If the output is non-empty, we have a Service Connection somewhere that has slipped back to secret-based auth, which is almost always because someone copied an older connection while making a new one. We migrate it on the same day the script flags it.

Troubleshooting

AADSTS70021: No matching federated identity record found is the canonical "your subject claim is wrong" error. It is almost never about the federated credential not existing; it is about the credential's subject not matching the pipeline-run subject exactly. Compare them character by character (capitalisation is the usual culprit).

AADSTS700024: Client assertion is not within its valid time range means the OIDC token's issued-at time and the wall-clock time on Entra's side have drifted apart. On hosted agents this almost never happens; on self-hosted agents with a misconfigured NTP this happens regularly. Fix the agent's clock.

Forbidden: The client 'XXX' with object id 'YYY' does not have authorization means the federated credential matched (great) and the role assignment is missing (less great).

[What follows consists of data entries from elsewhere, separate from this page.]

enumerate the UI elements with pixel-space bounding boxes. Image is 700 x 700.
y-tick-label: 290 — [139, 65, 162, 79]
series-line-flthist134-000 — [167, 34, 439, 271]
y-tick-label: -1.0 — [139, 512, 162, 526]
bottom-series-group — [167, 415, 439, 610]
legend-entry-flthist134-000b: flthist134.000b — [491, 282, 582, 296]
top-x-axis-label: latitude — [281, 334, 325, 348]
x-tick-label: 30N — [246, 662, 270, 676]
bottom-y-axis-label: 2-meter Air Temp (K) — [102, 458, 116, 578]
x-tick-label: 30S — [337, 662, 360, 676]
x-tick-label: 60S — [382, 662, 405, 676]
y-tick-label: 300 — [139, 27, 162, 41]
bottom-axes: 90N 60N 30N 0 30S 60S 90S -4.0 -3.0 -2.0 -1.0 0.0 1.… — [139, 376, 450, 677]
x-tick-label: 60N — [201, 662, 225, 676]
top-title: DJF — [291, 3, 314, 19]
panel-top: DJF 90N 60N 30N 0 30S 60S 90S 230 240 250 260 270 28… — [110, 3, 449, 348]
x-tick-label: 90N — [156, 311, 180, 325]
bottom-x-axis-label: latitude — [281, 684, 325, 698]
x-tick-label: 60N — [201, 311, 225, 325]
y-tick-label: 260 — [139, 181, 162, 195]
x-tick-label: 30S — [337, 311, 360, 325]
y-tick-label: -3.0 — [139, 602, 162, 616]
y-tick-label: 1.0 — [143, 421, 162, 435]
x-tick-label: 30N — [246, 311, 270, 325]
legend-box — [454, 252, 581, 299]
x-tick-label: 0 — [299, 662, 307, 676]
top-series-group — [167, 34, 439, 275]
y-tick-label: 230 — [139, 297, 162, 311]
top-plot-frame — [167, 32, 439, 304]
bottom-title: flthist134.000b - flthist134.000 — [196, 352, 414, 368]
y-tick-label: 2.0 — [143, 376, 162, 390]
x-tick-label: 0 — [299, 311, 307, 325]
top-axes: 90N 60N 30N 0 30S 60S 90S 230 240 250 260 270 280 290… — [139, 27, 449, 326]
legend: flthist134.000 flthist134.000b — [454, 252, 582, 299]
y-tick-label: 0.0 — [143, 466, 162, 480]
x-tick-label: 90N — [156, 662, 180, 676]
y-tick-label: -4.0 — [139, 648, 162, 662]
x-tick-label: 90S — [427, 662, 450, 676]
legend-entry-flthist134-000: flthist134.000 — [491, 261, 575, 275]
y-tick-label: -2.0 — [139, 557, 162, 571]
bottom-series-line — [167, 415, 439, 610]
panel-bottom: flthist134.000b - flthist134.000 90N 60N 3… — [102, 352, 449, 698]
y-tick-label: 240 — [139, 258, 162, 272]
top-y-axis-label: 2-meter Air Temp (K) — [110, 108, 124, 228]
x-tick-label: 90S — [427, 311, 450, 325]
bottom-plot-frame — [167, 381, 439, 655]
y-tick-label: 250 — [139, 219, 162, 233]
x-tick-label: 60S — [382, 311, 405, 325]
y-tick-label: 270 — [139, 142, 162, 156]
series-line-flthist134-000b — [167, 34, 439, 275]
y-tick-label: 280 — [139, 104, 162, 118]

Add the right role at the right scope to the app's SP via az role assignment create.

ServiceConnectionId is malformed or the connection does not exist from inside an AzureCLI@2 task usually means the connection name in azureSubscription: does not match a connection visible to the project. Either the connection was created in a different project, or it has not yet been shared with this project. Share it via the Service Connection's "Security" tab.

Pipeline run is unable to access Service Connection when you swear you set it up correctly is, in our experience, eight times out of ten an environment approval gate that the run has not satisfied yet. The pipeline sits at "Waiting for approval" and the connection cannot be acquired until the approval lands.

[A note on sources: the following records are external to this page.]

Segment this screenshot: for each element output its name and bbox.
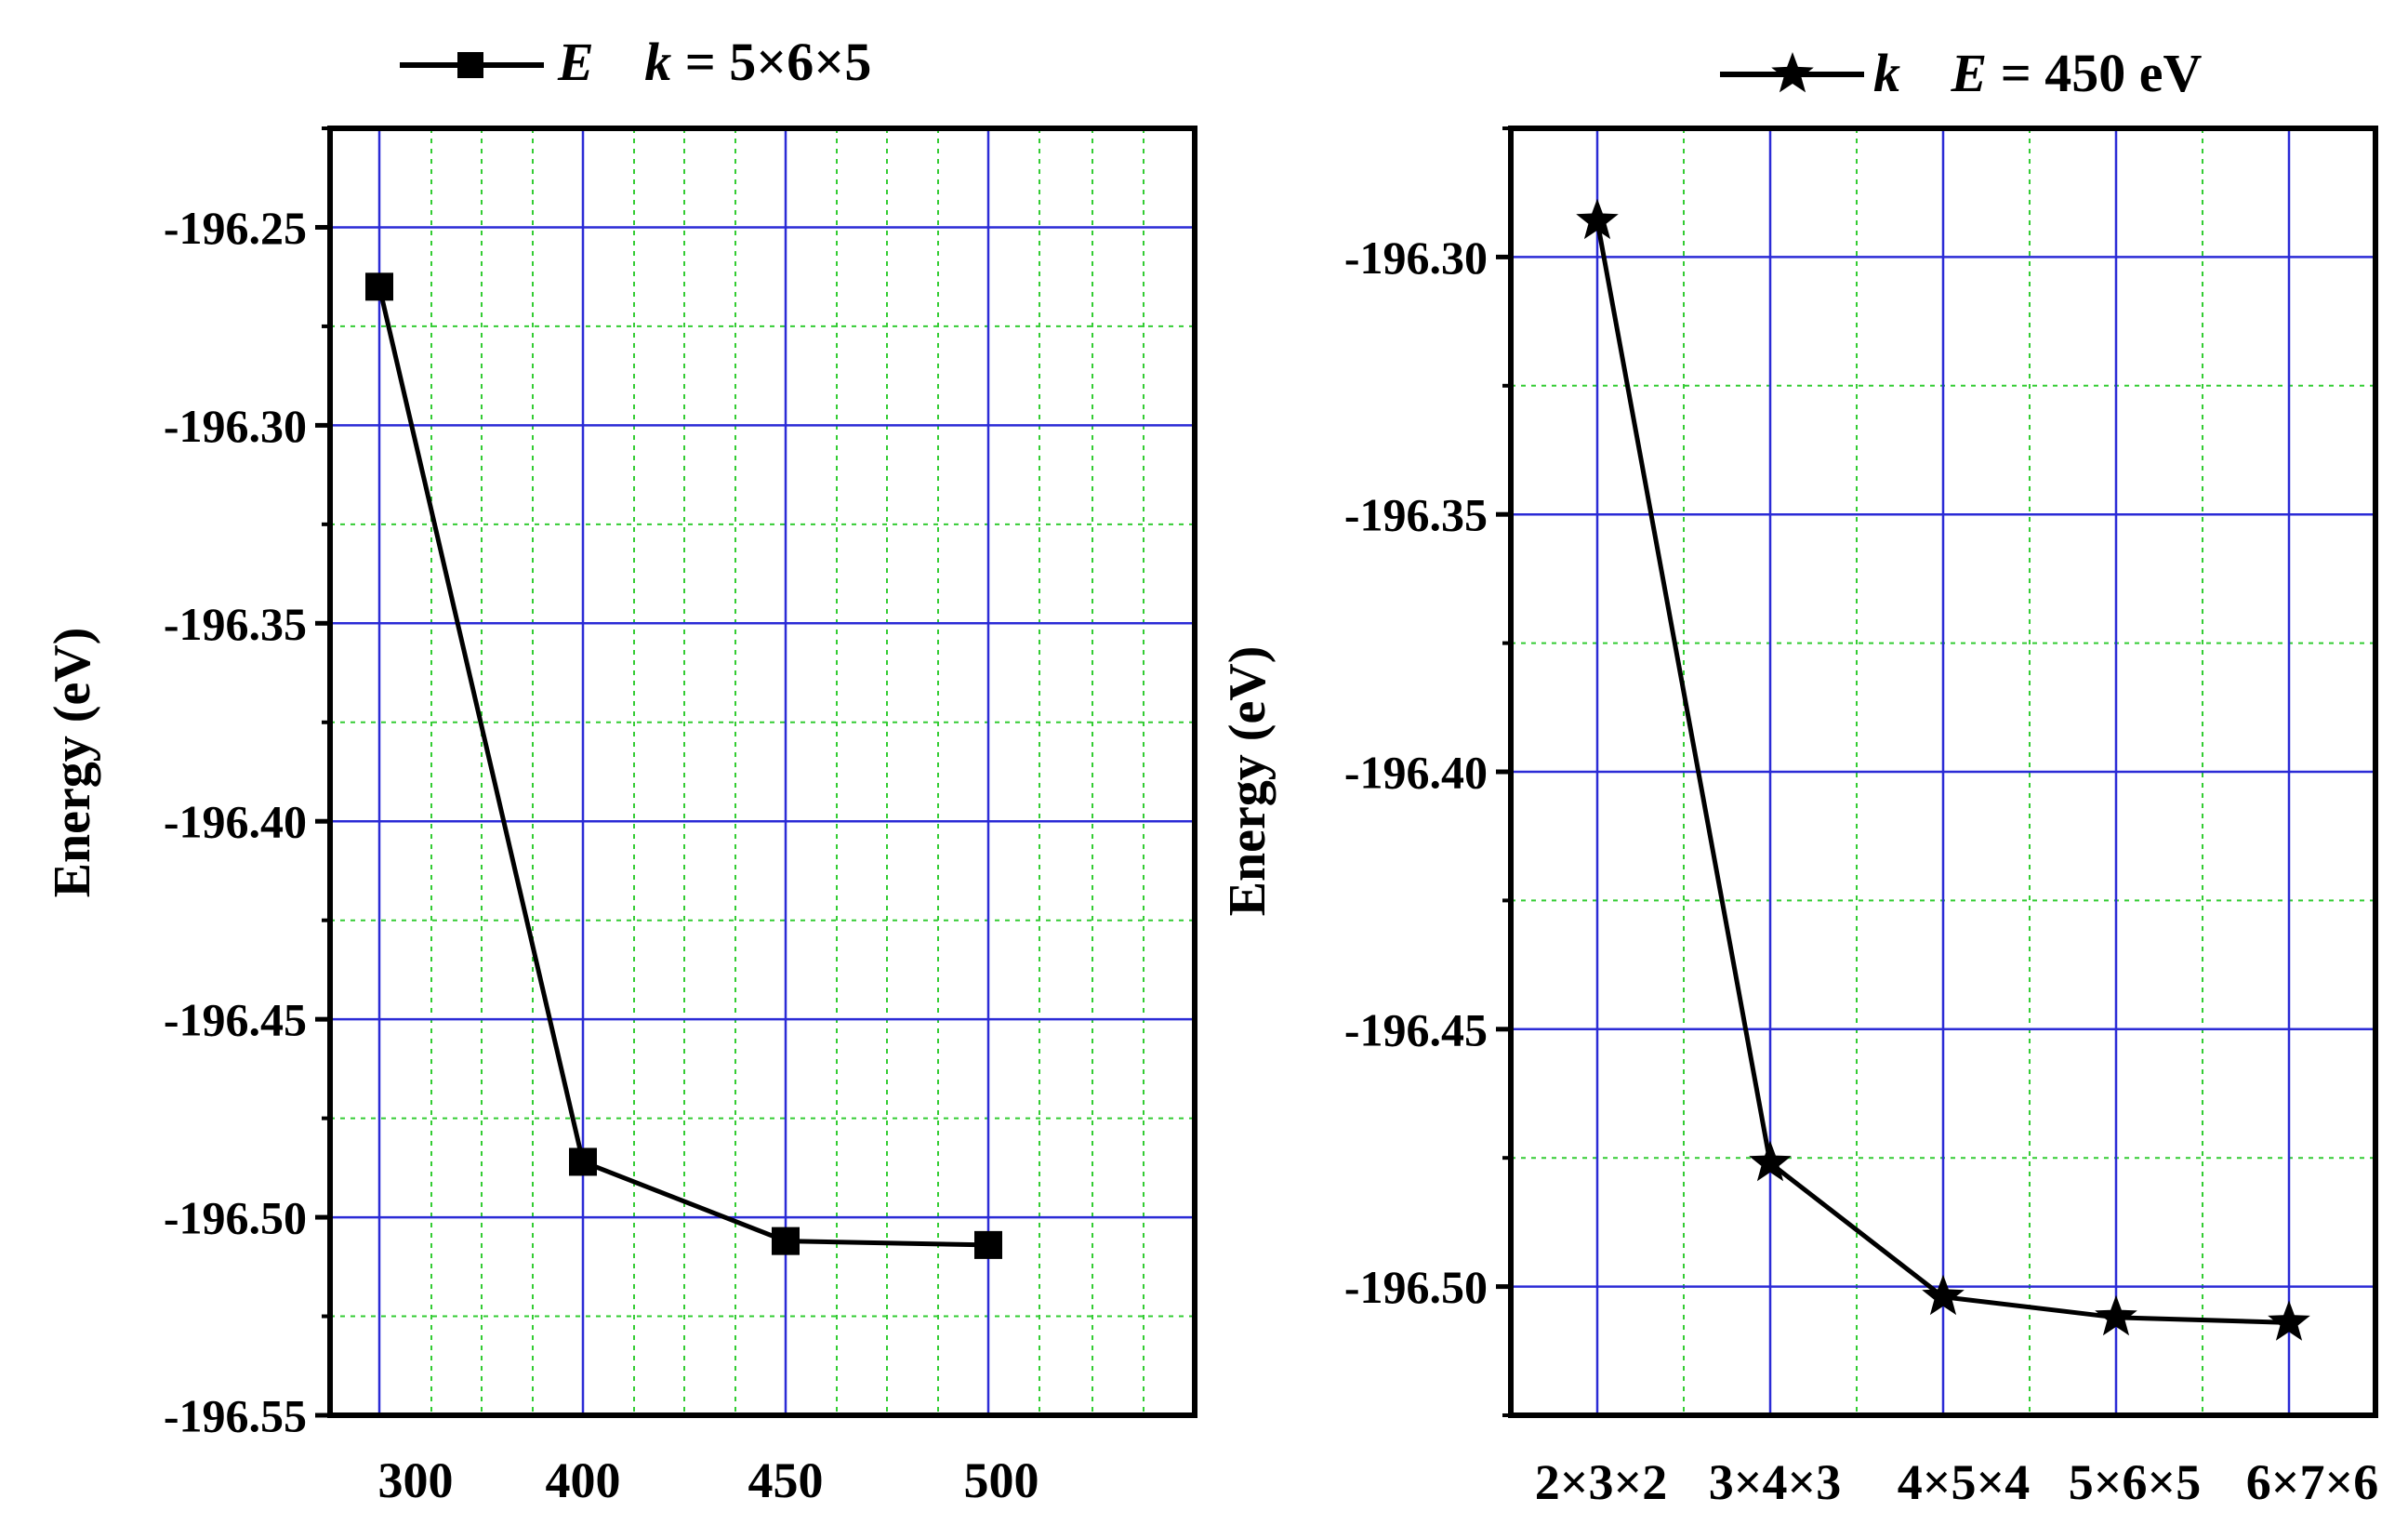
right-data-point-2 (1922, 1274, 1965, 1316)
left-series (365, 272, 1002, 1259)
svg-text:E k = 5×6×5: E k = 5×6×5 (557, 32, 871, 92)
right-y-axis-label: Energy (eV) (1219, 646, 1277, 917)
right-y-tick-label-3: -196.45 (1344, 1003, 1488, 1055)
left-data-point-1 (569, 1147, 597, 1176)
right-legend: k E = 450 eV (1720, 43, 2202, 103)
left-series-line (377, 285, 989, 1248)
left-legend-condition-value: = 5×6×5 (671, 32, 871, 92)
right-x-axis: 2×3×2 3×4×3 4×5×4 5×6×5 6×7×6 (1535, 1454, 2379, 1510)
left-y-tick-label-1: -196.30 (164, 400, 307, 452)
left-x-tick-label-0: 300 (378, 1452, 454, 1508)
right-y-tick-label-0: -196.30 (1344, 232, 1488, 284)
left-x-tick-label-1: 400 (546, 1452, 621, 1508)
left-y-axis-label: Energy (eV) (44, 628, 101, 898)
left-y-tick-label-0: -196.25 (164, 202, 307, 254)
left-legend-square-marker (457, 52, 483, 78)
right-data-point-3 (2095, 1294, 2137, 1336)
left-y-tick-label-2: -196.35 (164, 598, 307, 650)
right-y-tick-label-1: -196.35 (1344, 489, 1488, 541)
left-legend-series-symbol: E (557, 32, 594, 92)
right-legend-condition-value: = 450 eV (1987, 43, 2202, 103)
left-chart: E k = 5×6×5 -196.25 -196.30 -196.35 -196.40… (44, 32, 1197, 1508)
svg-text:k E = 450 eV: k E = 450 eV (1873, 43, 2202, 103)
left-plot-frame (327, 126, 1197, 1418)
right-y-tick-label-2: -196.40 (1344, 747, 1488, 799)
right-legend-star-marker (1771, 52, 1814, 93)
left-y-tick-label-4: -196.45 (164, 994, 307, 1046)
right-data-point-0 (1576, 198, 1619, 240)
right-series (1576, 198, 2310, 1341)
left-x-axis: 300 400 450 500 (378, 1452, 1039, 1508)
right-data-point-4 (2268, 1300, 2310, 1341)
left-x-tick-label-2: 450 (748, 1452, 824, 1508)
right-legend-condition-symbol: E (1951, 43, 1988, 103)
right-y-axis: -196.30 -196.35 -196.40 -196.45 -196.50 (1344, 126, 1511, 1417)
left-y-tick-label-6: -196.55 (164, 1390, 307, 1442)
right-data-point-1 (1749, 1140, 1792, 1182)
left-data-point-3 (974, 1230, 1002, 1259)
left-data-point-2 (772, 1227, 800, 1255)
right-chart: k E = 450 eV -196.30 -196.35 -196.40 -196.4… (1219, 43, 2378, 1510)
right-x-tick-label-0: 2×3×2 (1535, 1454, 1668, 1510)
right-x-tick-label-2: 4×5×4 (1898, 1454, 2031, 1510)
left-y-axis: -196.25 -196.30 -196.35 -196.40 -196.45 -196.… (164, 126, 330, 1442)
right-legend-series-symbol: k (1873, 43, 1900, 103)
right-x-tick-label-1: 3×4×3 (1709, 1454, 1842, 1510)
right-x-tick-label-4: 6×7×6 (2246, 1454, 2379, 1510)
left-legend-condition-symbol: k (644, 32, 671, 92)
left-y-tick-label-5: -196.50 (164, 1192, 307, 1244)
left-y-tick-label-3: -196.40 (164, 796, 307, 848)
right-y-tick-label-4: -196.50 (1344, 1261, 1488, 1313)
left-grid (330, 127, 1195, 1417)
left-data-point-0 (365, 272, 393, 301)
right-x-tick-label-3: 5×6×5 (2069, 1454, 2202, 1510)
left-x-tick-label-3: 500 (964, 1452, 1039, 1508)
left-legend: E k = 5×6×5 (400, 32, 871, 92)
right-grid (1511, 127, 2375, 1416)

What changed in the audit conversation, and in the team

Before the migration, the security team's monthly review of our Service Connection inventory took roughly 35 minutes. They picked five connections at random, asked "when was the secret last rotated, who has access, why does this app have Contributor on this subscription instead of a tighter scope." We answered, but most of the answers were either "we don't know" or "the calendar reminder was for May, here is the screenshot." The whole exchange existed because the secret existed; the secret created the audit surface.

After the migration, the same monthly review is ninety seconds. They run the script above, see zero connections on key-based auth, glance at the output, move on. There is no rotation log to inspect because there is no rotation. There is no shared secret to ask about because there are no shared secrets. The conversation moved from "show me your evidence of hygiene" to "show me the trust chain," which is one URL and one paragraph in our wiki.

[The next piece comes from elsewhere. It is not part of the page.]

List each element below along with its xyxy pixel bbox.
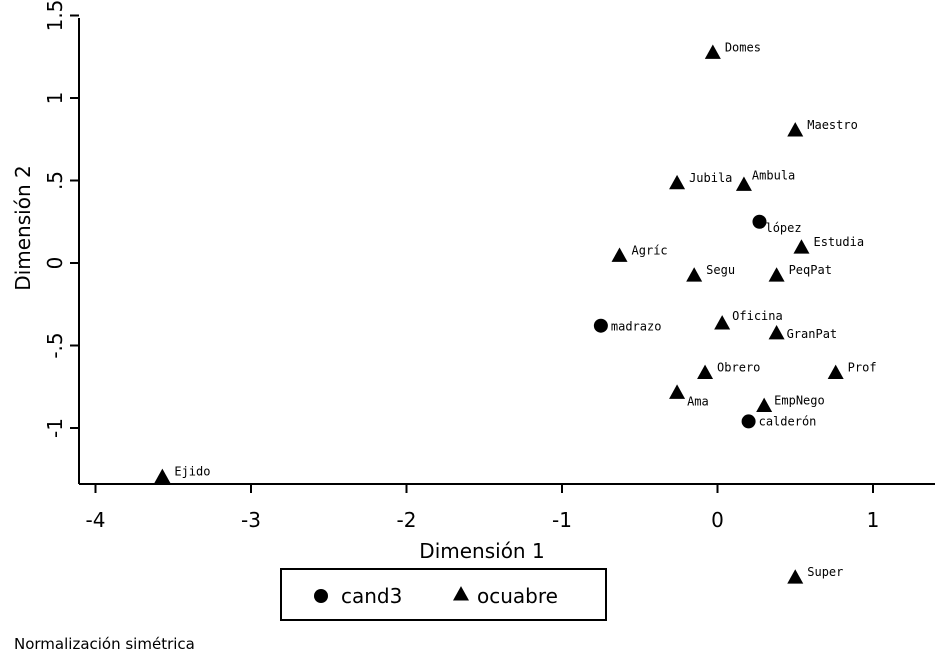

The team change is the part I underweighted at the start. With secrets, every Service Connection had a small but nonzero operational tax: someone owns the rotation, someone tests after the rotation, someone fields the "the pipeline broke after rotation" incident the morning after. Without secrets, that whole cycle vanishes. Forty three connections by four rotations a year by roughly two hours of attention each, that is about 340 person-hours a year we no longer spend. The platform team used those hours to build the connection vending pipeline (a separate write-up). The vending pipeline, in turn, makes adding the forty fourth Service Connection a nine-minute operation rather than the previous half-day. The improvements compound in the way well-chosen platform investments do.

The 800 people who saw the leaked secret in March, by the way, never saw a different one. Eleven months in, the conversation about credential exposure has not had to happen again. That is the actual return on the work.